I cittadini dell’Ue esportano i danni ambientali dei loro consumi

Gli impatti ambientali negativi e le pressioni associate al consumo dell'Ue sono aumentati nell'Europa orientale e in tutto il mondo

[27 Gennaio 2023]

«I consumatori dell’Unione europea stanno “esportando” impatti ambientali negativi in ​​altri Paesi del mondo, compresi i loro vicini dell’Europa orientale, pur mantenendo la maggior parte dei benefici economici legati al consumo di beni e servizi», è quello che emerge dallo studio “Ecologically unequal exchanges driven by EU consumption” pubblicato su Nature Sustainability da un team  internazionale di ricercatori ha studiato gli indicatori ambientali tra il 1995 e il 2019.

Seccondo i ricercatori guidati da Benedikt Bruckner della Rijksuniversiteit Groningen, «Grandi quote delle  10 principali pressioni e impatti ambientali sono “esternalizzate” in Paesi e regioni al di fuori dell’Ue, mentre oltre l’85% dei benefici economici rimane all’interno dei Paesi membri, sebbene con una distribuzione non uniforme di costi e benefici all’interno dell’Ue».

Gli indicatori analizzati dallo studio includevano le emissioni di gas serra, il consumo di materiali, l’utilizzo del suolo, il consumo di acque superficiali e sotterranee, la formazione di particolato, l’ossidazione fotochimica e la perdita di biodiversità dovuta alla copertura del suolo, nonché l’ecotossicità delle acque dolci, marine e terrestri. I ricercatori hanno scoperto che «7 pressioni e impatti analizzati – indicatori di ecotossicità, emissioni di gas serra, formazione di particolato, ossidazione fotochimica e consumo di materiale – sono aumentati notevolmente al di fuori dell’Ue, mentre sono diminuiti all’interno del blocco».

I ricercatori delle università di Birmingham, Groningen, del Maryland e dell’Accademia cinese delle scienze, hanno anche analizzato il valore aggiunto dal consumo di beni e servizi all’interno dei  27 Paesi Ue tra il 1995 e il 2019 e l’autore corrispondente dello studio, Yuli Shan dell’università di Birmingham, sottolinea che «Per il bene del nostro pianeta, le pressioni ambientali e gli impatti dei consumi dell’Ue devono diminuire sostanzialmente, riducendo l’esportazione di danni ambientali oltre i confini dei ricchi Stati dell’Ue verso le regioni più povere.
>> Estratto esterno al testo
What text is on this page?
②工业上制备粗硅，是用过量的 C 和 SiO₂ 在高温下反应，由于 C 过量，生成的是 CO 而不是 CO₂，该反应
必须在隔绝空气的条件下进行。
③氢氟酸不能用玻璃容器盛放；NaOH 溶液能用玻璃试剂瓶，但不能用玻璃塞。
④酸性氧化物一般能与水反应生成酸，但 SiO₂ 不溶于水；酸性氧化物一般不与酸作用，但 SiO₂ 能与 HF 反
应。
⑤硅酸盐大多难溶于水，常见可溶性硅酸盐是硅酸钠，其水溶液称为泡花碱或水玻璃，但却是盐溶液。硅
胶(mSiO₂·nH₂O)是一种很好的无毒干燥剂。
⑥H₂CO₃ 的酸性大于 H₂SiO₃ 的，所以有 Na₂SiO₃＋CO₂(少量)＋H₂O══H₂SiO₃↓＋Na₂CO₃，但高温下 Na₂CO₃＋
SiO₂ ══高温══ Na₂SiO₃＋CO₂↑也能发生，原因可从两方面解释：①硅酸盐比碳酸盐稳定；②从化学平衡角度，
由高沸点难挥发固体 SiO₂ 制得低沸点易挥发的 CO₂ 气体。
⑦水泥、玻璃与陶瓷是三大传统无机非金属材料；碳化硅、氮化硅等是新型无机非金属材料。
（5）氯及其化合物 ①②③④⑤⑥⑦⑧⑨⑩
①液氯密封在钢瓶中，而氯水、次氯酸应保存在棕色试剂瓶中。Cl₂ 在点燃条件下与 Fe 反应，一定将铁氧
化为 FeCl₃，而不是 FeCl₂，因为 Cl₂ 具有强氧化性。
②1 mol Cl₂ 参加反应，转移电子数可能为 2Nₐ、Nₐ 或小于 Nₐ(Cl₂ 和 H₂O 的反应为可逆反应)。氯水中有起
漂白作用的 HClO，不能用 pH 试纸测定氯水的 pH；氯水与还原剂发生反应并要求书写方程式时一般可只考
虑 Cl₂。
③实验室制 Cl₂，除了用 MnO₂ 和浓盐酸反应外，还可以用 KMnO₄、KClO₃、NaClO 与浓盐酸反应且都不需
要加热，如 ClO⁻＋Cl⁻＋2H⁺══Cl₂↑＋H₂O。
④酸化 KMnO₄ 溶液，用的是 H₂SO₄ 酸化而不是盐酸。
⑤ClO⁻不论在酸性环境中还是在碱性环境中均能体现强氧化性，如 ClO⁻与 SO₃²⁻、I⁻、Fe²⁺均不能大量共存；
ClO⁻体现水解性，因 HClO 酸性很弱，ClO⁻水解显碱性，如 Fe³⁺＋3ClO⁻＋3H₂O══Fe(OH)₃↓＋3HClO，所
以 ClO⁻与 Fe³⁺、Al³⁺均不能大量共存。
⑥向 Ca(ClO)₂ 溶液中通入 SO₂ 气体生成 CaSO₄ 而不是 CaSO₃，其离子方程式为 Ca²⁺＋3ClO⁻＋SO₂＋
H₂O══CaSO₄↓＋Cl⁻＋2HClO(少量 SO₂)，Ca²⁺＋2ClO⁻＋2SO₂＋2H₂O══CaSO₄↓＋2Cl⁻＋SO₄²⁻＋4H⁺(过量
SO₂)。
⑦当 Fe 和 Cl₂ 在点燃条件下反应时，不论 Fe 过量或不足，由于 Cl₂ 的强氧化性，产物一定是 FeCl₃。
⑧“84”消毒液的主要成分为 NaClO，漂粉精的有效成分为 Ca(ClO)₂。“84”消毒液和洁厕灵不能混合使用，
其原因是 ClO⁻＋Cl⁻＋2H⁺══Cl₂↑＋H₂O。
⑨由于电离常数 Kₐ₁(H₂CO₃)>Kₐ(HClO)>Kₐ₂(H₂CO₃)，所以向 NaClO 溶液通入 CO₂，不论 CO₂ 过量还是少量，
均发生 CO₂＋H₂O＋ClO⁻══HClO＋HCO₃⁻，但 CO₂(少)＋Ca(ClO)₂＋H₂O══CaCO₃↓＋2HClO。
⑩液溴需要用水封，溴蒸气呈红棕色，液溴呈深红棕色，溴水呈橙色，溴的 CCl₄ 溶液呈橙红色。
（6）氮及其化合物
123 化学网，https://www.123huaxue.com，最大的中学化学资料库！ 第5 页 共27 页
I benefici del consumo dell’Ue sono maggiori per la maggior parte dei Paesi membri rispetto a quelli al di fuori dell’Unione, mentre inducono pressioni e impatti ambientali più elevati per i vicini orientali dell’Ue come Albania, Montenegro, Serbia, Ucraina e Moldavia».

L’Europa orientale, territorio di delocalizzazione del “made in Italy”, è la regione che riceve la quota più bassa di valore aggiunto economico rispetto alle pressioni ambientali e agli impatti associati al consumo dell’Ue, mentre le pressioni e gli impatti indotti dal consumo dell’Ue sono diminuiti nella maggior parte dei suoi Stati membri: per Paesi Bassi e Svezia, gli indicatori in tutte e dieci le categorie sono diminuiti dal 1995 al 2019. Austria, Repubblica ceca, Italia, Polonia, Romania e Slovenia hanno tutti registrato diminuzioni in 9 analisi su 10 delle pressioni e degli impatti ambientali.

Al contrario, tutti gli impatti e le pressioni analizzati associati ai consumi dell’Ue sono aumentati in Brasile, Cina, India, Giappone, nonché in Europa orientale e Medio Oriente.

Bruckner, ha commentato: «Poiché nell’Ue vivono molti consumatori super-ricchi che contribuiscono in modo sproporzionato al danno ambientale globale e all’uso delle risorse, dobbiamo concentrare gli sforzi di mitigazione sul consumo eccessivo».

Il leader del progetto e altro autore corrispondente Klaus Hubacek,anche lui delluniversità di Groningen, ha concluso: «Possiamo ridurre le pressioni e gli impatti ambientali associati al consumo eccessivo dell’Ue in diversi modi, tra i quali cambiando il modo in cui le persone viaggiano o le loro scelte dietetiche, e creando nuove politiche commerciali dell’Ue che riducano le pressioni e gli impatti ambientali associati a beni e servizi».